The Anatomy of Home: Why Vashon’s delightful, and other places aren’t

Array

By WILL NORTH

For The Beachcomber

Rarely, rarely comest thou.

Spirit of Delight

— Percy Bysshe Shelley

I made my first visit to Port Orchard the other day. I rather wish I hadn’t. Port Orchard is, in a sense, the quintessential American small town: its approaches are lined with shopping strips, fast food joints and big box superstores, but its core is dying.

You know a community is struggling when secondhand shops pretending to be antiques stores outnumber the kind of retailers that residents actually need: a pharmacy, a grocery store, a dry cleaners, a variety shop.

I don’t think I’m alone when I say that I find such places depressing. But why do I feel that way? What makes some places dispiriting and others — like Vashon — simply delightful?

This is the fifth in a series of columns I’m calling, “The Anatomy of Home.” In earlier columns we’ve looked at Place, Shape, Beauty and Comfort as components of “home.” Today we explore Delight.

It is an unfortunate fact of life in America today that the places where we live often do not delight us at all; they’re simply where we go at the end of the workday.

But let’s say you and your family decide to spend a pleasant weekend somewhere else; where do you decide to go? My guess it’s someplace that is delightful to you, a place that you find pleasurable and comforting in some way, a place that seems reassuring and validating of some sense you have of “rightness.”

Ever wonder what it is about such places that makes them feel delightful? You’d think that it was something ephemeral, almost magical, wouldn’t you?

It’s not. It’s predictable. Because delightful places have two things in common other places don’t share. They have roughly equal portions of order and complexity.

Here’s what I mean: Let’s say you climb to the top of a church steeple in an old community in northern New England, or a hill town in Italy, or a fishing port in England, to name but a few.

What do you see? If you look carefully, you see a certain orderliness in the way buildings are constructed and the community is composed. They’re made of similar and largely local materials. There are things that tie them together — their roofs, for example: cedar shingles in New England, red tiles in Italy, gray slate in England. But there is also complexity in the variations among each of the buildings in the community and the way they are distributed within the townscape. They are both distinct and also a part of a whole; they knit together easily, almost seamlessly, but don’t lose their character.

Places that have one of these characteristics, but not both, are not delightful. When there is order, but no complexity, for example, the result is boredom.

After World War II, Arthur Leavitt built Leavittowns for returning soldiers and their families, vast subdivisions composed of inexpensive and identical houses on identical lots.

The economics of such developments were such that building them was like printing money for the developers, and they spread like wildfire, and still do.

Malvina Reynolds’s song, “Little Boxes,” captured the aesthetic, such as it was: “Little boxes made of ticky-tacky and they all look just the same.”

What was missing was complexity. But the reverse — complexity without order — is just as deadening. That’s what strip development yields. As you approach Port Orchard (and the majority of communities in America), you have complexity run amok. There are so many shopping strips and so many signs telling you what’s there and demanding your attention that you actually can’t take all the information in. There is no order by which to make sense of it.

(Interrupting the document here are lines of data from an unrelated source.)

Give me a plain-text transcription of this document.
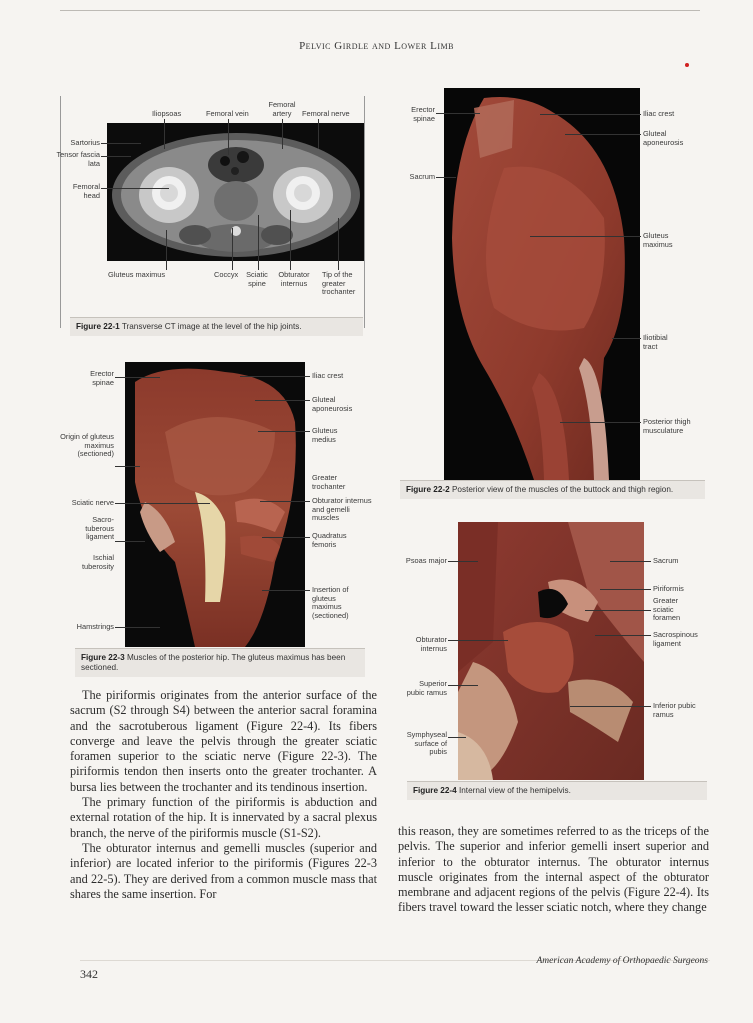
Pelvic Girdle and Lower Limb
Iliopsoas	Femoral vein
Femoral artery	Femoral nerve
Sartorius
Tensor fascia lata
Femoral head
Gluteus maximus	Coccyx Sciatic spine
Obturator internus
Tip of the greater trochanter
Figure 22-1 Transverse CT image at the level of the hip joints.
Erector spinae
Origin of gluteus maximus (sectioned)
Sciatic nerve
Sacro-tuberous ligament
Ischial tuberosity
Hamstrings
Iliac crest
Gluteal aponeurosis
Gluteus medius
Greater trochanter
Obturator internus and gemelli muscles
Quadratus femoris
Insertion of gluteus maximus (sectioned)
Figure 22-3 Muscles of the posterior hip. The gluteus maximus has been sectioned.
Erector spinae
Sacrum
Iliac crest
Gluteal aponeurosis
Gluteus maximus
Iliotibial tract
Posterior thigh musculature
Figure 22-2 Posterior view of the muscles of the buttock and thigh region.
Psoas major
Obturator internus
Superior pubic ramus
Symphyseal surface of pubis
Sacrum
Piriformis
Greater sciatic foramen
Sacrospinous ligament
Inferior pubic ramus
Figure 22-4 Internal view of the hemipelvis.

The piriformis originates from the anterior surface of the sacrum (S2 through S4) between the anterior sacral foramina and the sacrotuberous ligament (Figure 22-4). Its fibers converge and leave the pelvis through the greater sciatic foramen superior to the sciatic nerve (Figure 22-3). The piriformis tendon then inserts onto the greater trochanter. A bursa lies between the trochanter and its tendinous insertion.

The primary function of the piriformis is abduction and external rotation of the hip. It is innervated by a sacral plexus branch, the nerve of the piriformis muscle (S1-S2).

The obturator internus and gemelli muscles (superior and inferior) are located inferior to the piriformis (Figures 22-3 and 22-5). They are derived from a common muscle mass that shares the same insertion. For

this reason, they are sometimes referred to as the triceps of the pelvis. The superior and inferior gemelli insert superior and inferior to the obturator internus. The obturator internus muscle originates from the internal aspect of the obturator membrane and adjacent regions of the pelvis (Figure 22-4). Its fibers travel toward the lesser sciatic notch, where they change

American Academy of Orthopaedic Surgeons
342
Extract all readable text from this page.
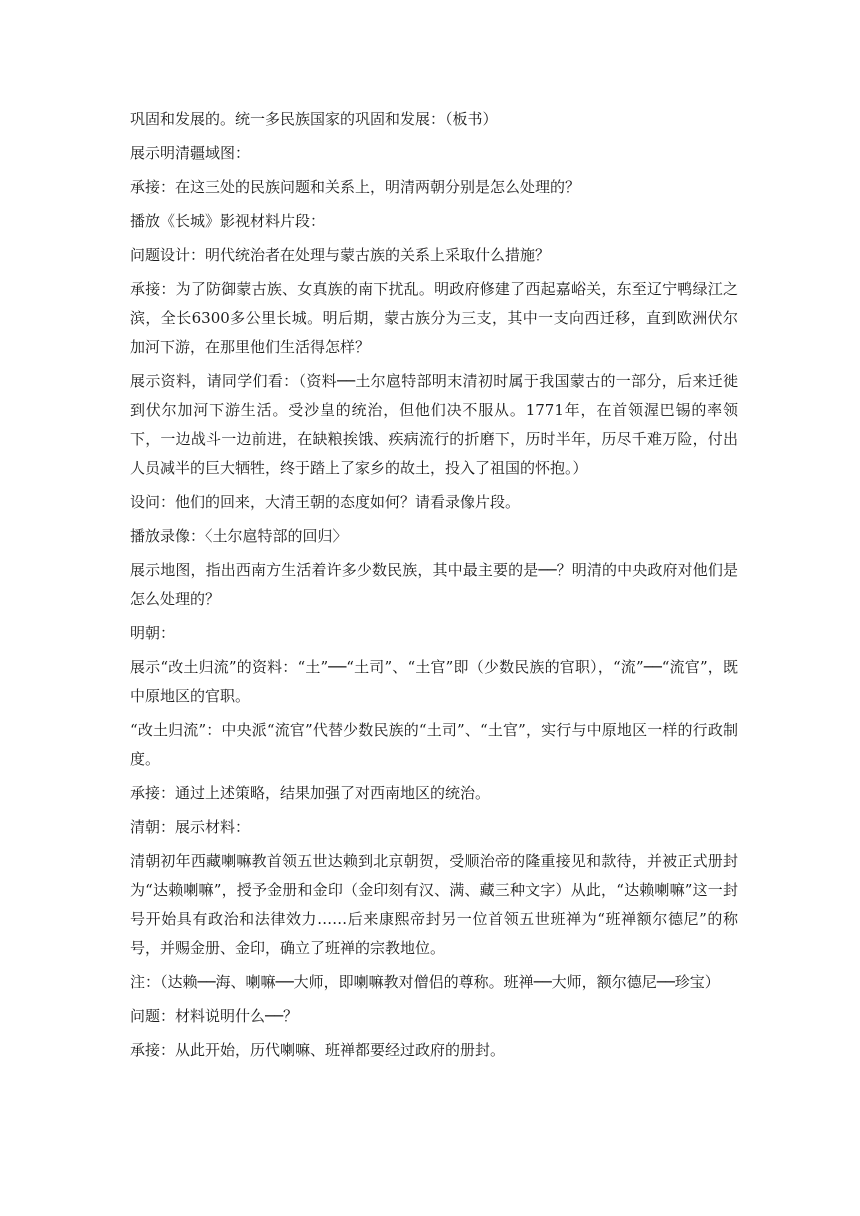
巩固和发展的。统一多民族国家的巩固和发展：（板书）

展示明清疆域图：

承接：在这三处的民族问题和关系上，明清两朝分别是怎么处理的？

播放《长城》影视材料片段：

问题设计：明代统治者在处理与蒙古族的关系上采取什么措施？

承接：为了防御蒙古族、女真族的南下扰乱。明政府修建了西起嘉峪关，东至辽宁鸭绿江之滨，全长6300多公里长城。明后期，蒙古族分为三支，其中一支向西迁移，直到欧洲伏尔加河下游，在那里他们生活得怎样？

展示资料，请同学们看：（资料──土尔扈特部明末清初时属于我国蒙古的一部分，后来迁徙到伏尔加河下游生活。受沙皇的统治，但他们决不服从。1771年，在首领渥巴锡的率领下，一边战斗一边前进，在缺粮挨饿、疾病流行的折磨下，历时半年，历尽千难万险，付出人员减半的巨大牺牲，终于踏上了家乡的故土，投入了祖国的怀抱。）

设问：他们的回来，大清王朝的态度如何？请看录像片段。

播放录像：〈土尔扈特部的回归〉

展示地图，指出西南方生活着许多少数民族，其中最主要的是──？明清的中央政府对他们是怎么处理的？

明朝：

展示“改土归流”的资料：“土”──“土司”、“土官”即（少数民族的官职），“流”──“流官”，既中原地区的官职。

“改土归流”：中央派“流官”代替少数民族的“土司”、“土官”，实行与中原地区一样的行政制度。

承接：通过上述策略，结果加强了对西南地区的统治。

清朝：展示材料：

清朝初年西藏喇嘛教首领五世达赖到北京朝贺，受顺治帝的隆重接见和款待，并被正式册封为“达赖喇嘛”，授予金册和金印（金印刻有汉、满、藏三种文字）从此，“达赖喇嘛”这一封号开始具有政治和法律效力……后来康熙帝封另一位首领五世班禅为“班禅额尔德尼”的称号，并赐金册、金印，确立了班禅的宗教地位。

注：（达赖──海、喇嘛──大师，即喇嘛教对僧侣的尊称。班禅──大师，额尔德尼──珍宝）

问题：材料说明什么──？

承接：从此开始，历代喇嘛、班禅都要经过政府的册封。
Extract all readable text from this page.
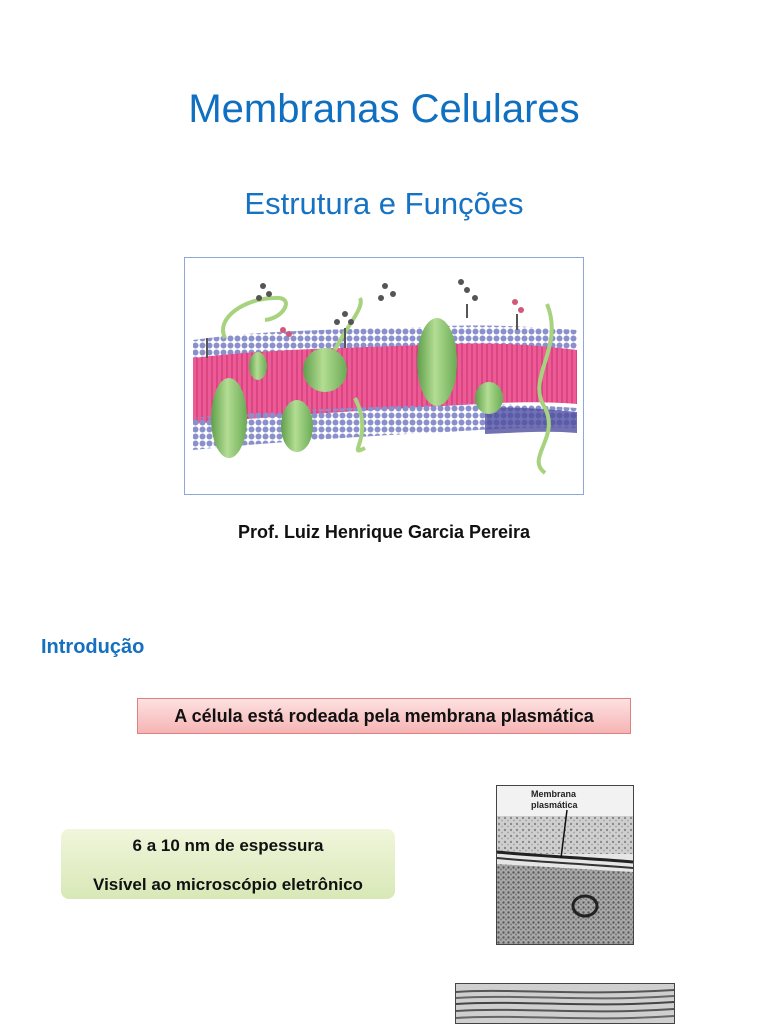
Membranas Celulares
Estrutura e Funções
Prof. Luiz Henrique Garcia Pereira
Introdução
A célula está rodeada pela membrana plasmática
6 a 10 nm de espessura
Visível ao microscópio eletrônico
Membrana
plasmática
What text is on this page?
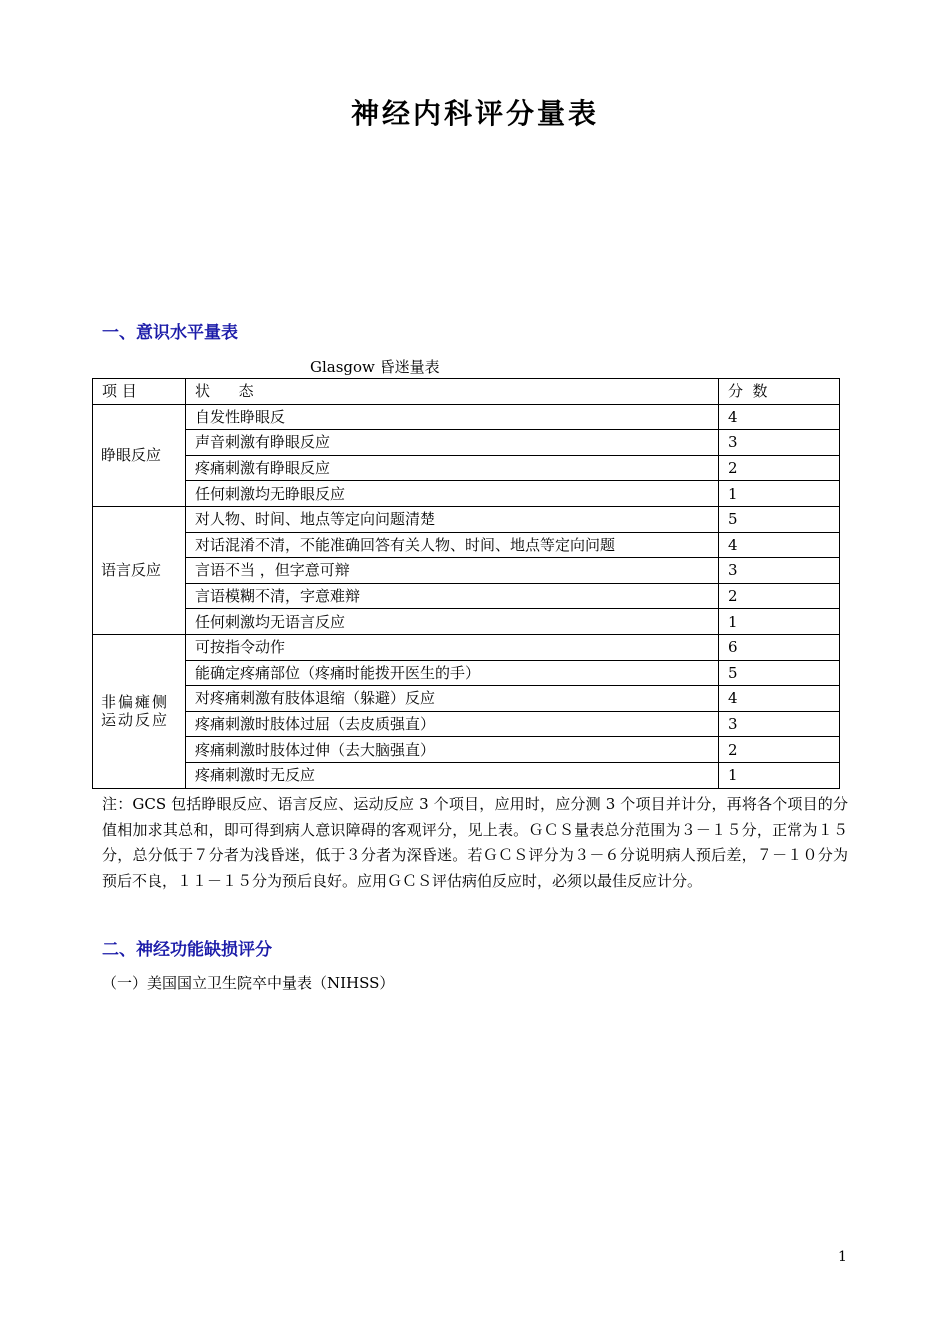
神经内科评分量表
一、意识水平量表
Glasgow 昏迷量表
项 目	状      态	分  数
睁眼反应	自发性睁眼反	4
	声音刺激有睁眼反应	3
	疼痛刺激有睁眼反应	2
	任何刺激均无睁眼反应	1
语言反应	对人物、时间、地点等定向问题清楚	5
	对话混淆不清，不能准确回答有关人物、时间、地点等定向问题	4
	言语不当 ，但字意可辩	3
	言语模糊不清，字意难辩	2
	任何刺激均无语言反应	1
非偏瘫侧运动反应	可按指令动作	6
	能确定疼痛部位（疼痛时能拨开医生的手）	5
	对疼痛刺激有肢体退缩（躲避）反应	4
	疼痛刺激时肢体过屈（去皮质强直）	3
	疼痛刺激时肢体过伸（去大脑强直）	2
	疼痛刺激时无反应	1
注：GCS 包括睁眼反应、语言反应、运动反应 3 个项目，应用时，应分测 3 个项目并计分，再将各个项目的分值相加求其总和，即可得到病人意识障碍的客观评分，见上表。ＧＣＳ量表总分范围为３－１５分，正常为１５分，总分低于７分者为浅昏迷，低于３分者为深昏迷。若ＧＣＳ评分为３－６分说明病人预后差，７－１０分为预后不良，１１－１５分为预后良好。应用ＧＣＳ评估病伯反应时，必须以最佳反应计分。
二、神经功能缺损评分
（一）美国国立卫生院卒中量表（NIHSS）
1
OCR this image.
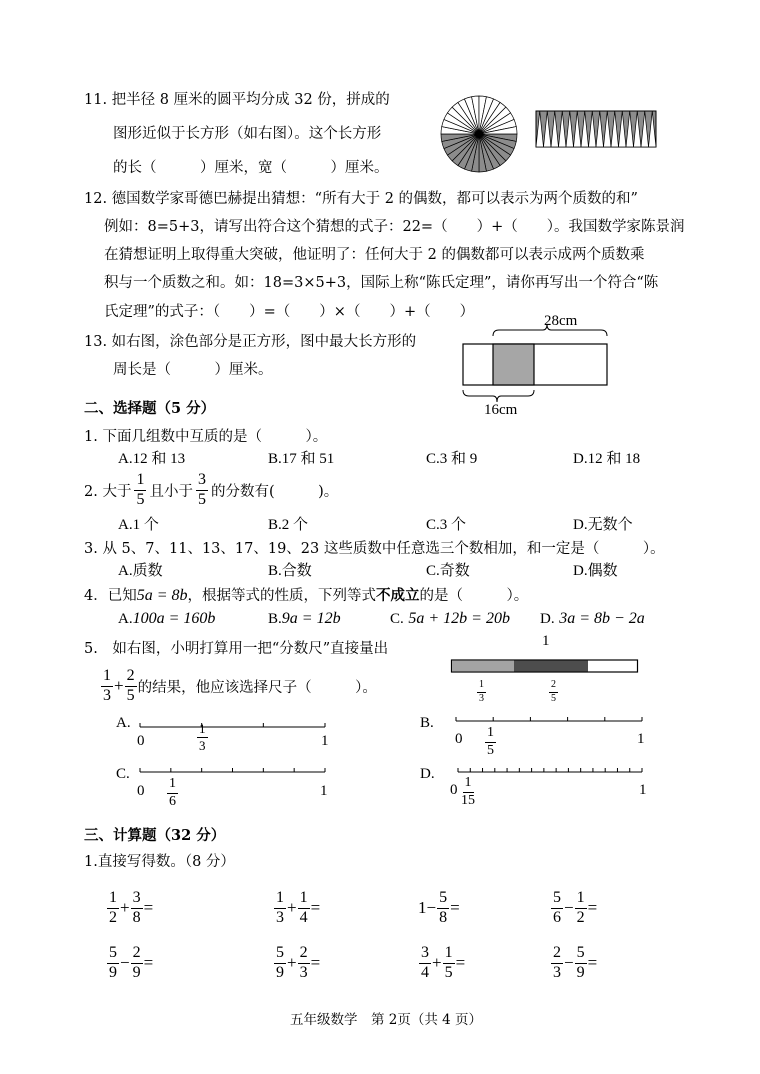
11. 把半径 8 厘米的圆平均分成 32 份，拼成的
图形近似于长方形（如右图）。这个长方形
的长（　　　）厘米，宽（　　　）厘米。
12. 德国数学家哥德巴赫提出猜想：“所有大于 2 的偶数，都可以表示为两个质数的和”
例如：8=5+3，请写出符合这个猜想的式子：22=（　　）+（　　）。我国数学家陈景润
在猜想证明上取得重大突破，他证明了：任何大于 2 的偶数都可以表示成两个质数乘
积与一个质数之和。如：18=3×5+3，国际上称“陈氏定理”，请你再写出一个符合“陈
氏定理”的式子：（　　）=（　　）×（　　）+（　　）
13. 如右图，涂色部分是正方形，图中最大长方形的
周长是（　　　）厘米。
28cm
16cm
二、选择题（5 分）
1. 下面几组数中互质的是（　　　）。
A.12 和 13	B.17 和 51	C.3 和 9	D.12 和 18
2. 大于 $\frac{1}{5}$ 且小于 $\frac{3}{5}$ 的分数有(　　　)。
A.1 个	B.2 个	C.3 个	D.无数个
3. 从 5、7、11、13、17、19、23 这些质数中任意选三个数相加，和一定是（　　　）。
A.质数	B.合数	C.奇数	D.偶数
4．已知5a = 8b，根据等式的性质，下列等式不成立的是（　　　）。
A.100a = 160b	B.9a = 12b	C. 5a + 12b = 20b D. 3a = 8b − 2a
5.　如右图，小明打算用一把“分数尺”直接量出
$\frac{1}{3} + \frac{2}{5}$ 的结果，他应该选择尺子（　　　）。
1
$\frac{1}{3}$	$\frac{2}{5}$
A.
0	$\frac{1}{3}$	1
B.
$0 \frac{1}{5}$	1
C.
$0 \frac{1}{6}$	1
D.
$0 \frac{1}{15}$	1
三、计算题（32 分）
1.直接写得数。（8 分）
$\frac{1}{2} + \frac{3}{8}$ =	$\frac{1}{3} + \frac{1}{4}$ =	$1 - \frac{5}{8}$ =	$\frac{5}{6} - \frac{1}{2}$ =
$\frac{5}{9} - \frac{2}{9}$ =	$\frac{5}{9} + \frac{2}{3}$ =	$\frac{3}{4} + \frac{1}{5}$ =	$\frac{2}{3} - \frac{5}{9}$ =
五年级数学　第 2页（共 4 页）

Now, consider Vashon. You get off the ferry and drive south on the highway, and the structures you see, nestled amongst the trees, while they differ, also are orderly in that they tend to be of similar scale and are built with similar materials. (Oh sure, we have our McMansions, but they’re well hidden.)

You arrive in Vashon center, and what you find is a cluster of businesses mostly modest in scale, varied in construction, yet nonetheless companionable. And the necessities of living are provided in a concise, walkable arrangement — in short, a community.

There are grocers, bakers, banks, cafés, restaurants, bookstores, hardware stores, gift shops, a pharmacy, gas station, bike shop, insurance and real estate agents, florists, an eye clinic, a veterinary clinic, a holistic health center, the library, post office, consignment shops, the farmers’ market and on and on.

Not to mention people you look forward to seeing and speaking with every day: Glen and his tricycle, the chap who sweeps the sidewalk outside the pharmacy, the woman who always dresses in purple and many more.

There it is: order and complexity, side by side. And one more thing: enticement — the sense that just around the next corner there will be some pleasant surprise: something new in a shop window, a neighbor you haven’t seen for a while, a patiently waiting dog, all the tiny little elements which, when combined in just the right proportion, yield that ineffable quality of home called…

Delight.

As Shelley said, it comes rarely. But we have it here.

— Will North is an Islander and author.